2. (social institutions) (social sciences) A term frequently used loosely to refer to established ways of behaving or, more formally to major social systems or structures which organize the primary social practices, roles, and relationships within a culture. Broadly, there are four main types of social institution: political, economic, cultural, and kinship institutions. Most frequently cited as social institutions are the family, the state, and the law, but social constructionists often refer to language as the foremost social institution. In functionalist approaches, social institutions have been seen as social structures serving to maintain society through meeting social ‘needs’ in their organization of essential activities. For instance, for Malinowski they meet basic and universal individual human biological and psychological needs. In contemporary sociology, functionalist approaches have been overtaken by a more fluid notion of institutions reflecting less clearcut distinctions between institutional structures and functions and less consensus over values. Social institutions offer the psychological value of predictability and stability but they can also be experienced as autonomous forces constraining our options. Although they transcend the lives of individuals, institutions and patterns of behaviour are always in the process of formation, transformation, and decline.

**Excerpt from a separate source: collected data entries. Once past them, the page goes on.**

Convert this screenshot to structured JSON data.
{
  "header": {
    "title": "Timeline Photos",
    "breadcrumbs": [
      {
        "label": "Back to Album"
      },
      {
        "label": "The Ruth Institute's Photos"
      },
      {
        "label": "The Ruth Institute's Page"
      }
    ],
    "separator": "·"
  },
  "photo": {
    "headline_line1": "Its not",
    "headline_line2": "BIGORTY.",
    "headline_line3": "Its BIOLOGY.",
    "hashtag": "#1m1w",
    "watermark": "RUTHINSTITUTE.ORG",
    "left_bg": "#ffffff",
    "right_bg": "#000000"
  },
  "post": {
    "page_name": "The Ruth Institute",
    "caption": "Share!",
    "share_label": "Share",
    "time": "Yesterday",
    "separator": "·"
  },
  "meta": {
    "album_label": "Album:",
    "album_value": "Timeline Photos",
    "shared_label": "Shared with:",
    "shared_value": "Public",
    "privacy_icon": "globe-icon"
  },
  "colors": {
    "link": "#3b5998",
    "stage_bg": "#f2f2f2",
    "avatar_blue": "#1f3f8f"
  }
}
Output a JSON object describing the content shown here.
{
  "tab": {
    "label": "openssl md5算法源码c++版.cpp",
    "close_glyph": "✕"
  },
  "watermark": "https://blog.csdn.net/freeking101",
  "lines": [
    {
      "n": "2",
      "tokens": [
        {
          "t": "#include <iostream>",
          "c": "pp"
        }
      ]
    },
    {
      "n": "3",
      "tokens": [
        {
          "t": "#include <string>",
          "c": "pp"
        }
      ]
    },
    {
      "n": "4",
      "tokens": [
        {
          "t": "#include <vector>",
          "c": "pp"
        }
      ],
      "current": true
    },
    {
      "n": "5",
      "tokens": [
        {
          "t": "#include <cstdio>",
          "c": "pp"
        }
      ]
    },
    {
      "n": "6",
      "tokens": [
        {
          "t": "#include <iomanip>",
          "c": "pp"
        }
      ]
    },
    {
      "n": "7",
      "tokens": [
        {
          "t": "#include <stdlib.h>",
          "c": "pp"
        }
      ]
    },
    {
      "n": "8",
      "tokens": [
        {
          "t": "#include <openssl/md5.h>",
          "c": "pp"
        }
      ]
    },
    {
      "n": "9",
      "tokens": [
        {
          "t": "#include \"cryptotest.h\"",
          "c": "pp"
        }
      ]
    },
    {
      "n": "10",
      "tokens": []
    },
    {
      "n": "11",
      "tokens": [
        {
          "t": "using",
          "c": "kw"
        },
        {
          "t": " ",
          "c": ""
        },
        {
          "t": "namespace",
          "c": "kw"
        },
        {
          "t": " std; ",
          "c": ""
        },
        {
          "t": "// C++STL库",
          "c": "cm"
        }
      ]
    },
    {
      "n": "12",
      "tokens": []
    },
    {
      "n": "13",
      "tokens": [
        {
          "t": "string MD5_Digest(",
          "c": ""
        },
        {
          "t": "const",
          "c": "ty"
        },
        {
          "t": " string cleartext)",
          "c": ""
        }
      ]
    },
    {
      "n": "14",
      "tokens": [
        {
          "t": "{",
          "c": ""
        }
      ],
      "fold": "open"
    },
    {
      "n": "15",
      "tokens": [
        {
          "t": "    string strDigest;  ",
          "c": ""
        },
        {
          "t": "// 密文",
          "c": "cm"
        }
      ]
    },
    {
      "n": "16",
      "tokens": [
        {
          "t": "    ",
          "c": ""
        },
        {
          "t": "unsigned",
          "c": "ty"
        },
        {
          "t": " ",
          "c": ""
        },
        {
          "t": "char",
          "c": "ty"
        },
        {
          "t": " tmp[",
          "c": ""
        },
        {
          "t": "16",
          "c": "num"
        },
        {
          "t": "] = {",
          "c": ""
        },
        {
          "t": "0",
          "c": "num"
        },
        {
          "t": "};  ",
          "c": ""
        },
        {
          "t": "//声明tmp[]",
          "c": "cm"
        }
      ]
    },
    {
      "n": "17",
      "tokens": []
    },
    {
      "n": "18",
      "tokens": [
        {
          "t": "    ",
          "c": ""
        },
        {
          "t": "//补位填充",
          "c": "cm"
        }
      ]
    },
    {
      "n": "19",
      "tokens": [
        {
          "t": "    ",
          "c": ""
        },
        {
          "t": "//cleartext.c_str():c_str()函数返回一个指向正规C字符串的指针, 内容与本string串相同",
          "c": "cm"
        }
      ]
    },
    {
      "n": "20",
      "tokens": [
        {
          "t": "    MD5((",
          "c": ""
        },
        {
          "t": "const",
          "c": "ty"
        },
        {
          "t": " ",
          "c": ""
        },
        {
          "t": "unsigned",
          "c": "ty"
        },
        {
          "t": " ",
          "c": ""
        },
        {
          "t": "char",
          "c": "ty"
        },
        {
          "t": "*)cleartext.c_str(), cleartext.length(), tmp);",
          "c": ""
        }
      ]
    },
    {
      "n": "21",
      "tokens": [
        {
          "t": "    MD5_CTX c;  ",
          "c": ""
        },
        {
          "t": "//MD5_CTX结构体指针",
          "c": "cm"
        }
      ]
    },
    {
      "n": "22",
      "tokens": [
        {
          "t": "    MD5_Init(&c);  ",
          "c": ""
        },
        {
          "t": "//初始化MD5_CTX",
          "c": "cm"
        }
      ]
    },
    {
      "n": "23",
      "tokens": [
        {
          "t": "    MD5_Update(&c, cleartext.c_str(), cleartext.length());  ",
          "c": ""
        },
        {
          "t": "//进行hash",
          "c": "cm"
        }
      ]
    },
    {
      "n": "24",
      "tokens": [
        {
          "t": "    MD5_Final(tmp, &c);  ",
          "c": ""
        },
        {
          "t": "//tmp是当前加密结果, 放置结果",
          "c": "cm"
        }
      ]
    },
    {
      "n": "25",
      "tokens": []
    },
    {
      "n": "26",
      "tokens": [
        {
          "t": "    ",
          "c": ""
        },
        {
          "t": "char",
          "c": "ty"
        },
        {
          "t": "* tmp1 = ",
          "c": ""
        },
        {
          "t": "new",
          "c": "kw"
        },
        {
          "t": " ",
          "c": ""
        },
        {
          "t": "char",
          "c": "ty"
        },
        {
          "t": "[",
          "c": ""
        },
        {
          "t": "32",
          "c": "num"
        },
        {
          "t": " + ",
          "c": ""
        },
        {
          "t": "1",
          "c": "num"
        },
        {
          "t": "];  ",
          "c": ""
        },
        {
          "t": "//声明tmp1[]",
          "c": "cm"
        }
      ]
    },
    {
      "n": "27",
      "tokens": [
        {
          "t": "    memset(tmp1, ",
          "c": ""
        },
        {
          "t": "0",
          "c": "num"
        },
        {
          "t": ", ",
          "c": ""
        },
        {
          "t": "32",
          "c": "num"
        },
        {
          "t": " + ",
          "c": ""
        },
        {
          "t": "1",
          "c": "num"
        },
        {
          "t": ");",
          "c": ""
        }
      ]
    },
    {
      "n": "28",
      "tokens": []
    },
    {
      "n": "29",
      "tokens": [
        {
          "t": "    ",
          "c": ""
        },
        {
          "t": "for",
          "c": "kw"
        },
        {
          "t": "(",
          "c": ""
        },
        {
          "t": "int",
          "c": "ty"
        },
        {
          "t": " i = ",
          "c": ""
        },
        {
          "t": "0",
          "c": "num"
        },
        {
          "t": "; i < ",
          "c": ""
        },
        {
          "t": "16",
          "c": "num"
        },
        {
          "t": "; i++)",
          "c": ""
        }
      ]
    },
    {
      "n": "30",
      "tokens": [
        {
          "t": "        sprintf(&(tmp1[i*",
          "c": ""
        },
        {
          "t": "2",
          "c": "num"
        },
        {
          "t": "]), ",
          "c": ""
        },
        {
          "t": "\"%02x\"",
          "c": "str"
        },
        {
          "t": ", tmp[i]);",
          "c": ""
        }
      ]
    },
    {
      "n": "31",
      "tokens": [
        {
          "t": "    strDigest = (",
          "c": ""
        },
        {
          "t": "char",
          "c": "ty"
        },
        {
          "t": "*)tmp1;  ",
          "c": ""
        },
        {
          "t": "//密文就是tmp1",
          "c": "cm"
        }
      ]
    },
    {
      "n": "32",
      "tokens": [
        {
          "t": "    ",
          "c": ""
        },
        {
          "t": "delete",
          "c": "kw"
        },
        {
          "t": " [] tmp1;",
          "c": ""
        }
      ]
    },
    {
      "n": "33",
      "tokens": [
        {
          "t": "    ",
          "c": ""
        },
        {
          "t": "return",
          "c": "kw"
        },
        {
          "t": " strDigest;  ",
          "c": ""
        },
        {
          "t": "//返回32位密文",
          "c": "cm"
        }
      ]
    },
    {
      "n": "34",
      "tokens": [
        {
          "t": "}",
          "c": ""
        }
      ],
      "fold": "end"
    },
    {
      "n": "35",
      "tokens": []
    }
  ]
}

3. A central theme in media studies deriving from sociological and political economy approaches. The primary focus is on mass-media institutions rather than textual analysis or audience research, although Stuart Hall and others have emphasized the interconnectedness of production and regulation with the other elements in the circuit of culture. Key themes include power relations, globalization, concentration of ownership (see media ownership), regulation, and occupational practices and values within media culture. It includes, on the macro-level, the study of media organizations such as production and distribution companies and the relationships between them, and on the micro-level, of groups of media workers such as unions and news teams. Media institutions are seen as shaped by economic and political factors in particular. In the broadcast media, commercial factors are seen as influencing not only commercial broadcasting but also public service broadcasting. The polar opposites in debates about media power are the market model and the manipulative model. While pluralist approaches frame the role of the mass media in terms of a liberal ideology of freedom, Marxist approaches foreground the power of media institutions to determine what appears in the marketplace, where media products are treated as commodities rather than a public good. In relation to film, the primary focus of institutional analysis has been on the studio system of classical Hollywood cinema, foregrounding the socio-historical context, and demonstrating the pervasive influence of the institutional drive for the maximization of profit. Bordwell has argued that the form and content of classical Hollywood films was primarily determined by the institutional context of their production.